Luis Pascual Silverio Delmonte (born October 23, 1956) is a Dominican former professional baseball player and coach, currently serving as the Senior Advisor to Latin American Operations for the Pittsburgh Pirates of Major League Baseball (MLB). In 2011 and 2012, he was the first-base, outfield and baserunning coach for the Pirates' major league team.

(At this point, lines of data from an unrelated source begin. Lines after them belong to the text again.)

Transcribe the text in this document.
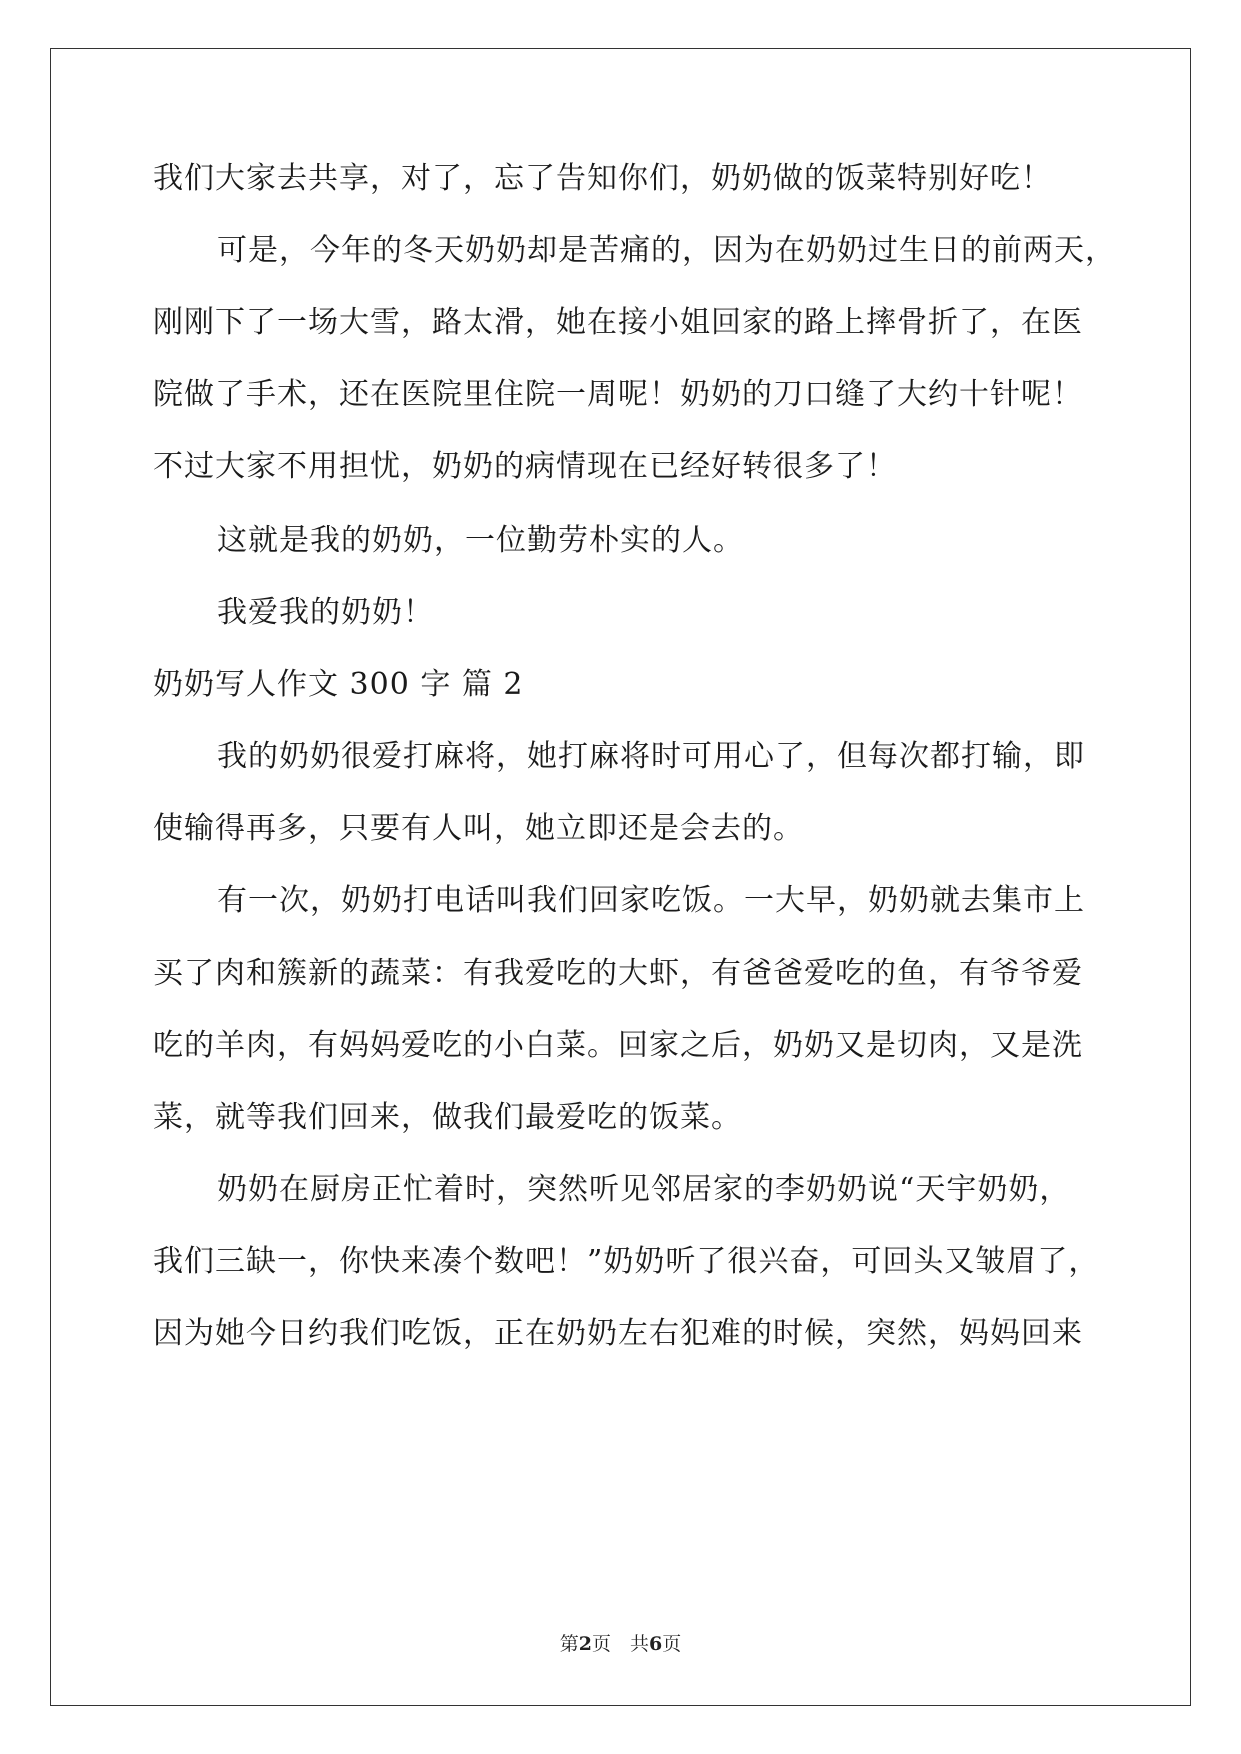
我们大家去共享，对了，忘了告知你们，奶奶做的饭菜特别好吃！
可是，今年的冬天奶奶却是苦痛的，因为在奶奶过生日的前两天，
刚刚下了一场大雪，路太滑，她在接小姐回家的路上摔骨折了，在医
院做了手术，还在医院里住院一周呢！奶奶的刀口缝了大约十针呢！
不过大家不用担忧，奶奶的病情现在已经好转很多了！
这就是我的奶奶，一位勤劳朴实的人。
我爱我的奶奶！
奶奶写人作文 300 字 篇 2
我的奶奶很爱打麻将，她打麻将时可用心了，但每次都打输，即
使输得再多，只要有人叫，她立即还是会去的。
有一次，奶奶打电话叫我们回家吃饭。一大早，奶奶就去集市上
买了肉和簇新的蔬菜：有我爱吃的大虾，有爸爸爱吃的鱼，有爷爷爱
吃的羊肉，有妈妈爱吃的小白菜。回家之后，奶奶又是切肉，又是洗
菜，就等我们回来，做我们最爱吃的饭菜。
奶奶在厨房正忙着时，突然听见邻居家的李奶奶说“天宇奶奶，
我们三缺一，你快来凑个数吧！”奶奶听了很兴奋，可回头又皱眉了，
因为她今日约我们吃饭，正在奶奶左右犯难的时候，突然，妈妈回来
第2页　共6页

Prior to joining the Pittsburgh organization, Silverio spent thirty-five years in the Kansas City Royals' organization, and was a coach at the Major League level for the Royals from 2003–2008. Silverio has been associated with the Royals since he signed as a non-drafted free agent on November 12, 1973. Though he played in only eight games with the Royals in September 1978, he recorded six hits in his eleven career at bats. His .545 batting average is the highest in baseball history for any player who came to bat ten or more times in their career. Silverio coached in the Royals minor league system from 1983 to 1989. He was the general manager of the Royals' Dominican League entry from 1990 to 1992, the coordinator of Latin American operations from 1993 to 1999, the coordinator of Dominican operation from 2000 to 2002, and player development coordinator in 2009–2010. His daughter, Jennifer, is married to former Royals shortstop Ángel Berroa.

Silverio has two sons and two daughters and lives in Florida.